For now, the danger is past.

Or so it seems…

Just as they reach escape velocity, all the homemade welds on the Hope begin to vibrate.

It seems like the vehicle will be torn to pieces at any moment.

Friga turns to look at the shipbuilder questioningly.

“It’ll hold up, I swear it will!” Adam shouts, as terrified as the pilot but trying to fill her with confidence.

Jowe is unfazed.

Finally the display shows 11.2 kilometers per second, and Friga turns off the plasma reactors to let them rest and cool off.

Their supply of hydrogen is eighty-five percent spent.

But they’re already in hyperbolic escape orbit.

Every second takes them farther and farther from Earth.

A minute passes.

On the radar screen, the great echo marking the point of embarkation for Regulus, where hyperships wait for their passengers to arrive on shuttles to take them to that distant star, is being left behind.

But another echo, much smaller and faster, is growing closer.

It isn’t coming from the atmosphere of Earth.

It’s coming from another orbit.

A patrol ship.

Friga swears and turns on the hydrogen collector field to reactivate the reactors.

Jowe calmly calculates the relative trajectories and velocities of both space vehicles.

Adam complains about his bad luck: did they have to get detected so quickly?

Friga reminds him that only the weak believe in luck.

The invisible magnetic maw of the collector field which stretches out before the Hope traps the hydrogen atoms floating in space at a rate of one or two per cubic meter.

The remaining fifteen percent of hydrogen in the tanks would be enough to reignite and heat the reactors, but not much more.

The collector field becomes more effective as their speed grows: twenty seconds later, it has already stabilized the rate of supply to the engines.

The ship is capturing and consuming hydrogen at the same rate.

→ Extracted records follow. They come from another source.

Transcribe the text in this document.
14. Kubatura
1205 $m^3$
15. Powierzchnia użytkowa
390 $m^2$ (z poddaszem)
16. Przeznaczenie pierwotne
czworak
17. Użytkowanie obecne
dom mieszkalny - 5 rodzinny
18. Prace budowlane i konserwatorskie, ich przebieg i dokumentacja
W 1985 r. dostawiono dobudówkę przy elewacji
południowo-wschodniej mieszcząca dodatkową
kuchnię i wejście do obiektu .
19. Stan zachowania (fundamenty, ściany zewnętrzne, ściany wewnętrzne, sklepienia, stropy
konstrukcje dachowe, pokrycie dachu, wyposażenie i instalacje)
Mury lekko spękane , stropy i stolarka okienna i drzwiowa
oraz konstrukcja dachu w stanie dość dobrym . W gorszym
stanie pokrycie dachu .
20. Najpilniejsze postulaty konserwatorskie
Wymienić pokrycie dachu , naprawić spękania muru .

Jowe breaks his silence to state hoarsely that the patrol ship is gaining on them.

Adam, hysterical, tells him the Planetary Security guys have antigravity-based inertial engines, which don’t need an external source of fuel and don’t have to be warmed up… but even so, they won’t get caught, because they’re way ahead.

Jowe disagrees.

According to his calculations, the patrol ship is following a flawless interception orbit: it will reach firing range before the Hope has entered far enough inside the Escape Tunnel to activate the hyperengine and get it to work.

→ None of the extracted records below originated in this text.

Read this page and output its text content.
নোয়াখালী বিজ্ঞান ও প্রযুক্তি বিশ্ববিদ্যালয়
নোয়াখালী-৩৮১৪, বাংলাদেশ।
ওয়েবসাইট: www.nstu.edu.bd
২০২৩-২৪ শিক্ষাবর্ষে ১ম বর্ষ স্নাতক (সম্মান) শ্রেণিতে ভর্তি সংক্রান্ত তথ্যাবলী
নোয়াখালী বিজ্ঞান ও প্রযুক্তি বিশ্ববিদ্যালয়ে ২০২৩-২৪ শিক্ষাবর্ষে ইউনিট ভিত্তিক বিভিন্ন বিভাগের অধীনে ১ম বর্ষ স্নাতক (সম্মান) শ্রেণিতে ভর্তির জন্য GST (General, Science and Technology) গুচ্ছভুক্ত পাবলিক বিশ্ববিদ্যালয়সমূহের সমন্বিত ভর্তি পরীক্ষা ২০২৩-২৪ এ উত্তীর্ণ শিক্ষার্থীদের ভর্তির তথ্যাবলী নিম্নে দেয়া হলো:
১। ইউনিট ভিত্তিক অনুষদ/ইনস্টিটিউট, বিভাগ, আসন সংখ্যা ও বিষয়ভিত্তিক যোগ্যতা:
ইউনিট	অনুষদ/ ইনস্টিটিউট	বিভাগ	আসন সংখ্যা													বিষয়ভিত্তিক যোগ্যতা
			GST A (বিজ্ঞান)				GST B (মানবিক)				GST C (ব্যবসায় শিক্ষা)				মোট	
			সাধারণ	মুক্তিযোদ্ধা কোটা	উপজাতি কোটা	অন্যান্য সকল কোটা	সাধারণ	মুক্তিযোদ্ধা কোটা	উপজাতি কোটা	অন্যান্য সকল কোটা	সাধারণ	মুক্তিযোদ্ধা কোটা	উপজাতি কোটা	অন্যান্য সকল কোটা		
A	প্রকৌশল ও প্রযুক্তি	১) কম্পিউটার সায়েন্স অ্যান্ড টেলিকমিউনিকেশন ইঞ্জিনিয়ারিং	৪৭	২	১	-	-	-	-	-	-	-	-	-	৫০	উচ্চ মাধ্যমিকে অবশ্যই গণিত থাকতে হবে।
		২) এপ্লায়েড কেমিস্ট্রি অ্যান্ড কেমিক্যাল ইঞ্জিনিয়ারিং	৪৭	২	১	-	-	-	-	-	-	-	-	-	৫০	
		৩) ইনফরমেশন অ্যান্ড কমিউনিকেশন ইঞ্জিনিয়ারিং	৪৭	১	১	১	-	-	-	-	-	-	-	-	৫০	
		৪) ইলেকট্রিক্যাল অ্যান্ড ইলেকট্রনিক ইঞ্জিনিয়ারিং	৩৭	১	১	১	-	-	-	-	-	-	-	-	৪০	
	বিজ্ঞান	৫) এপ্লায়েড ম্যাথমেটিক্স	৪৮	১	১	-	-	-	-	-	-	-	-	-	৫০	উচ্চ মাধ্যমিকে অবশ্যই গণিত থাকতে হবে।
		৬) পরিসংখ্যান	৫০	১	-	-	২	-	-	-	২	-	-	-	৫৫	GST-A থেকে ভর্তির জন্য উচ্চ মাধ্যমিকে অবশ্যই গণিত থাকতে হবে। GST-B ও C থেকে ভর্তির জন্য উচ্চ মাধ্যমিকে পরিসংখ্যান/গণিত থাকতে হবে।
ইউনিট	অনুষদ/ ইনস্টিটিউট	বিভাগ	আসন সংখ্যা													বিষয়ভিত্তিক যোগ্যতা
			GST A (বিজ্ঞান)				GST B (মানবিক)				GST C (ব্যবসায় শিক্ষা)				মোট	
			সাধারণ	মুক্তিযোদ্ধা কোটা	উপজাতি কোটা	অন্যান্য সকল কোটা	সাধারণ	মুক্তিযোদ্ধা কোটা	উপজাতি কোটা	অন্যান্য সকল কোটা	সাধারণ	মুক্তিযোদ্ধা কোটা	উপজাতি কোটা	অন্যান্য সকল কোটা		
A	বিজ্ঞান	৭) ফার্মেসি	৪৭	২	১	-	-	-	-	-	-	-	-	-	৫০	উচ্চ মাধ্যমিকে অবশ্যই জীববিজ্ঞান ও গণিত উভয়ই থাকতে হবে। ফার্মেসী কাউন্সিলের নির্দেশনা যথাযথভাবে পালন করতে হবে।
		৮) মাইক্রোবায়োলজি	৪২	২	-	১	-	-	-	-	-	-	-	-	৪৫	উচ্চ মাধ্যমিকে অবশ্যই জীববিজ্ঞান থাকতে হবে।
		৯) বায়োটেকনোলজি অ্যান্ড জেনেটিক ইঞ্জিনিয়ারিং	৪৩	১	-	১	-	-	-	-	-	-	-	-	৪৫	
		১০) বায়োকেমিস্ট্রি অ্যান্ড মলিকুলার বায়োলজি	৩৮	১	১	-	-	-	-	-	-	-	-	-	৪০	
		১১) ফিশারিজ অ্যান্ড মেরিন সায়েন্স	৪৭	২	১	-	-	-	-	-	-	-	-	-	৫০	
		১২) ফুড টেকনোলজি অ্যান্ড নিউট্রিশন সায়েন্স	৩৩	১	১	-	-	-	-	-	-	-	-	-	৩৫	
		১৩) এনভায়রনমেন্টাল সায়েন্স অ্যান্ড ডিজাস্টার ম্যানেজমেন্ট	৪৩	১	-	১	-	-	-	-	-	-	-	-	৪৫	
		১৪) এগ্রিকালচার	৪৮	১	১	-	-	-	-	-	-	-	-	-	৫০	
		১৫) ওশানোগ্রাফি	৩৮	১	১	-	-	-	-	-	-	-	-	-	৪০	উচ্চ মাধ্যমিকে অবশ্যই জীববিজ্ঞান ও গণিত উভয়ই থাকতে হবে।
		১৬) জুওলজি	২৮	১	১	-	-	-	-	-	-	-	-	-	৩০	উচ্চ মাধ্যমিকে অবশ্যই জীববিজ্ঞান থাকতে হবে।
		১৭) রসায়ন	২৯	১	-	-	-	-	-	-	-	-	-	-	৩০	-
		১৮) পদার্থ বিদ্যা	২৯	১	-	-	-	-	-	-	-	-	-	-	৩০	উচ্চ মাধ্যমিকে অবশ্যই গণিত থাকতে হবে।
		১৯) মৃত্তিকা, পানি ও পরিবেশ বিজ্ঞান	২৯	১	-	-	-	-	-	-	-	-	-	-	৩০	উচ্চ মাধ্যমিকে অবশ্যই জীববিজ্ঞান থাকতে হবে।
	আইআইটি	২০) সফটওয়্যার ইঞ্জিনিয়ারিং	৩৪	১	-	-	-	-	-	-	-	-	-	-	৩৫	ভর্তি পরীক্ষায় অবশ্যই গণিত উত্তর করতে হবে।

And that will be more or less within an hour.

Adam blows up and says that as far as he’s concerned, Jowe can go to hell right now: all he has to do is open the airlock, enter it, and jump into space, if he’s so scared.

Friga quiets them with her booming voice, reminding them that it’s just a patrol ship and that the Hope is armed and armored…

She fiddles with the triggers again.

The patrol ship must have positively ID’d them as a fugitive ship by now: it is keeping complete radio silence while continuing to approach.

Just in case, Adam throws up a curtain of interference to keep their pursuer from asking other Planetary Security ships for help.

Manipulating the controls with the dexterity of a pianist, Friga corrects the Hope’s course with plasma jets at full blast.

At ever-increasing velocity, the ship leaves the plane of the ecliptic; in a couple of hours it will be far enough away for hyperspace travel.

If the patrol ship doesn’t destroy it first.

It hasn’t even asked them to surrender.

Not that they’d surrender without a struggle.

A dogfight is inevitable.

The Dogfight

The hour passes. Friga, impatient, burns with a desire to open fire.

Despite the Hope’s significant initial advantage, the faster-moving Planetary Security ship has significantly closed the gap between them.